The bars are always buzzing, and the nightlife here is some of the best in South America, in my experience. Oh, and did I mention… Venezuelans are some of the most beautiful people on earth?
Parque Nacional Sierra Nevada
Mérida is nestled in a little valley in the Andes, and staying here allows easy access to some of the most stunning scenery in South America.
Just a few hours’ hike takes you into the Sierra Nevada national park, with its huge drops and granite mountains. Coming here really makes you feel like you’re really following in the footsteps of legendary explorers, and is what travelling is all about. Best of all, this natural beauty is completely free!
With all this beautiful terrain, I knew I had to somehow get a better view. For you more adventurous types – I’d whole-heartedly recommend a paragliding excursion. It’s a short half an hour drive from the city to the launch site and will set you back $4 for a flight of 30 – 45 minutes.
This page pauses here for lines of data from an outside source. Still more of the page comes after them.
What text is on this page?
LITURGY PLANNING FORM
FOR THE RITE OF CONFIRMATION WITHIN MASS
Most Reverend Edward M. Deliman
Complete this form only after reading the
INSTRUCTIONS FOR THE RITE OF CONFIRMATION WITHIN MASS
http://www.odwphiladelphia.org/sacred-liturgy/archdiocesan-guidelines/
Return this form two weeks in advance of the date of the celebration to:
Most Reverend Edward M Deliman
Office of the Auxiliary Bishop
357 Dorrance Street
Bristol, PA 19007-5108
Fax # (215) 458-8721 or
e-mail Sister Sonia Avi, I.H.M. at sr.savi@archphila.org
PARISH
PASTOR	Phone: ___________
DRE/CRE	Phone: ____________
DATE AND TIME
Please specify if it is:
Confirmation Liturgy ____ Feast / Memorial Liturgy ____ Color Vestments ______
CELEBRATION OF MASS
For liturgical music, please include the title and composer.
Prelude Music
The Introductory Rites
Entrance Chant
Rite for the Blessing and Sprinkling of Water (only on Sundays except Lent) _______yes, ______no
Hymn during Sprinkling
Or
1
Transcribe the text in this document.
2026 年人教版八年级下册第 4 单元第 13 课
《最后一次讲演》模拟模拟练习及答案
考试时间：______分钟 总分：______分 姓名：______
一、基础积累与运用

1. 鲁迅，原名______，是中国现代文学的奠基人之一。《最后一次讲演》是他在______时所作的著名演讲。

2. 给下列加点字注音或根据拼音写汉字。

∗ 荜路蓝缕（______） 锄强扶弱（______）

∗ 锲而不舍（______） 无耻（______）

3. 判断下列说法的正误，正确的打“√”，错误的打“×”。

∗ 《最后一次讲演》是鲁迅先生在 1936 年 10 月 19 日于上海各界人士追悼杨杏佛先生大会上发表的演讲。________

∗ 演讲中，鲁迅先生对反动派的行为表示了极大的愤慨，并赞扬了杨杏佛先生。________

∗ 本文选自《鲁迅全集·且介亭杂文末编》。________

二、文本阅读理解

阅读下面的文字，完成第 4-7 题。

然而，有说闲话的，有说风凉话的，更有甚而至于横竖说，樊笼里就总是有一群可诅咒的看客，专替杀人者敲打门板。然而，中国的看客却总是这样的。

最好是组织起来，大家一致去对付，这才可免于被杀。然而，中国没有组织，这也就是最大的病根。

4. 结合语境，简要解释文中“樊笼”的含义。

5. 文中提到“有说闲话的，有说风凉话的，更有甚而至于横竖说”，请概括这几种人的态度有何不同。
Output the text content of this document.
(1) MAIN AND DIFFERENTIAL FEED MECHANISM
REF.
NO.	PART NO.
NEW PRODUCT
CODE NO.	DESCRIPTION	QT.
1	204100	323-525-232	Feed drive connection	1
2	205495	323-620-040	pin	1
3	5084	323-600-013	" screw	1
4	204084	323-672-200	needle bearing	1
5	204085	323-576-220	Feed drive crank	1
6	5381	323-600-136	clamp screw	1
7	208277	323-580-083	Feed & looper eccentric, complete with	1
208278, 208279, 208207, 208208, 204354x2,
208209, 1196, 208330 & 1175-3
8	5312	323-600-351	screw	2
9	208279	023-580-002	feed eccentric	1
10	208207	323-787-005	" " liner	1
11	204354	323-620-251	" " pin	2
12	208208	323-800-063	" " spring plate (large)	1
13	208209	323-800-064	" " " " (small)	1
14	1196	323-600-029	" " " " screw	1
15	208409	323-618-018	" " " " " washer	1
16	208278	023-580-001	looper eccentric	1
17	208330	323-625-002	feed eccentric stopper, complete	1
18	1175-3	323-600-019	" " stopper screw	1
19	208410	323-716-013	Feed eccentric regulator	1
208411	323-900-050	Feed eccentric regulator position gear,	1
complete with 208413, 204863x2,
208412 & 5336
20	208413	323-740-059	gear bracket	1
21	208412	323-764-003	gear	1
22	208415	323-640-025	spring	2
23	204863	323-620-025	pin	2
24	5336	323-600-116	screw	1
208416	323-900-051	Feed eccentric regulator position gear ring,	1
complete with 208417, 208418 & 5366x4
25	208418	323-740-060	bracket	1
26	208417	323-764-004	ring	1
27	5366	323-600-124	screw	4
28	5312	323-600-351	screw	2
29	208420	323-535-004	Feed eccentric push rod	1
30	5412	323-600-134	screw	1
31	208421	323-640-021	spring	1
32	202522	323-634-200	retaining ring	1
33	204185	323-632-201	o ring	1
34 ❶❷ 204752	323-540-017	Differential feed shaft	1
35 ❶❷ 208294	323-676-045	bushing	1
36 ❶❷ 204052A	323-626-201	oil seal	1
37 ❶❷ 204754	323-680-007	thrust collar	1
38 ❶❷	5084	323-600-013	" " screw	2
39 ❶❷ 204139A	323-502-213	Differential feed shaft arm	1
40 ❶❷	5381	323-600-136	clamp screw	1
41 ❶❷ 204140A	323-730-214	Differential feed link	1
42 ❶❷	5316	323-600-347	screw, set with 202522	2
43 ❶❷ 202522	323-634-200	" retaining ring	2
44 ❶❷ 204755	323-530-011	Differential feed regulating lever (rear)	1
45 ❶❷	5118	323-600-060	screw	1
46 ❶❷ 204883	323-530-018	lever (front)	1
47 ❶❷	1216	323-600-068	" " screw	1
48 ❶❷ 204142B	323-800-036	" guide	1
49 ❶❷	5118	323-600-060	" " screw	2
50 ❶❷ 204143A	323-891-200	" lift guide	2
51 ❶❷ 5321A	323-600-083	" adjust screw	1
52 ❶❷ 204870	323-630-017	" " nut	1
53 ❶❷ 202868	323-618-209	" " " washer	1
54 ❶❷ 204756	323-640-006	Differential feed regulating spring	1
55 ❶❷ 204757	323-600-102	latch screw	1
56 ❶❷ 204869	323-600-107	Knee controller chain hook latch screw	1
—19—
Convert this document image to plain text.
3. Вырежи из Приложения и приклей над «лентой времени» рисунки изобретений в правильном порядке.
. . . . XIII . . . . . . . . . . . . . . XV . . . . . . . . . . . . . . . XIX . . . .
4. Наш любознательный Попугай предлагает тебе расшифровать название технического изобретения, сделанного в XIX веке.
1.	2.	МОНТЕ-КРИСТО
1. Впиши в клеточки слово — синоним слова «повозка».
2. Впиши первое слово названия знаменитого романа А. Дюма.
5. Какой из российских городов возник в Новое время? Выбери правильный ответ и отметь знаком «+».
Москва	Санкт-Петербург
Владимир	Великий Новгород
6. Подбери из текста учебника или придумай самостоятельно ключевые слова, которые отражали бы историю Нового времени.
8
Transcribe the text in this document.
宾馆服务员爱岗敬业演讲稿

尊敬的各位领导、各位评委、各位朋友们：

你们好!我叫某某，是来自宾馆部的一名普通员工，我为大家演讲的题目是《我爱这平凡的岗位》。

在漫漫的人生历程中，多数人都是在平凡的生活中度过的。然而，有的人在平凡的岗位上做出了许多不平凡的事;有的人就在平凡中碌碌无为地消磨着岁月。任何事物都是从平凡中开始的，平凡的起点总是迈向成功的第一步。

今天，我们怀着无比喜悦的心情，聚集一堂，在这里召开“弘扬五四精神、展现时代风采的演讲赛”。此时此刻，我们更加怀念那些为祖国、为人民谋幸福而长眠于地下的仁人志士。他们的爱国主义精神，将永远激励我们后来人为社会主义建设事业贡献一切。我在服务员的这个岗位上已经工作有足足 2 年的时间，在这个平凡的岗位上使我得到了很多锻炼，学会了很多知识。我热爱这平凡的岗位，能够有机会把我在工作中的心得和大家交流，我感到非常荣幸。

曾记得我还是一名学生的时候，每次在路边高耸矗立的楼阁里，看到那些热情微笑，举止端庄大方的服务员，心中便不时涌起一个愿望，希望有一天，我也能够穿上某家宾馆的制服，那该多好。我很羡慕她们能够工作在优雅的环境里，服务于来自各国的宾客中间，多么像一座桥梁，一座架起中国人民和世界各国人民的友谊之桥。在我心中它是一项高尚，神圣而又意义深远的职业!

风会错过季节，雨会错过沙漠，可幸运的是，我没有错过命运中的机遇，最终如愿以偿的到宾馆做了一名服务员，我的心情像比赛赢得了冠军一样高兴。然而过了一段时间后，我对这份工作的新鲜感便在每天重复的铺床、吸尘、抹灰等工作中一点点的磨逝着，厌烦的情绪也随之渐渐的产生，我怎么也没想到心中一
The views across the Andes are literally breathtaking, and there’s something so thrilling about soaring over warm thermals.
There is a real danger that the low prices you encounter in Venezuela will kind of spoil you, you may never want to leave. And to be honest, I didn’t either. If you choose to visit Venezuela; be warned, this is a place unlike any other in South America and it helps to have a local friend on the ground, Couchsurfing can be a godsend. The country is beautiful, rich and diverse; the people are kind, welcoming (most of the time) and enjoy a beer… Venezuela is far from everything it is made out to be on the news.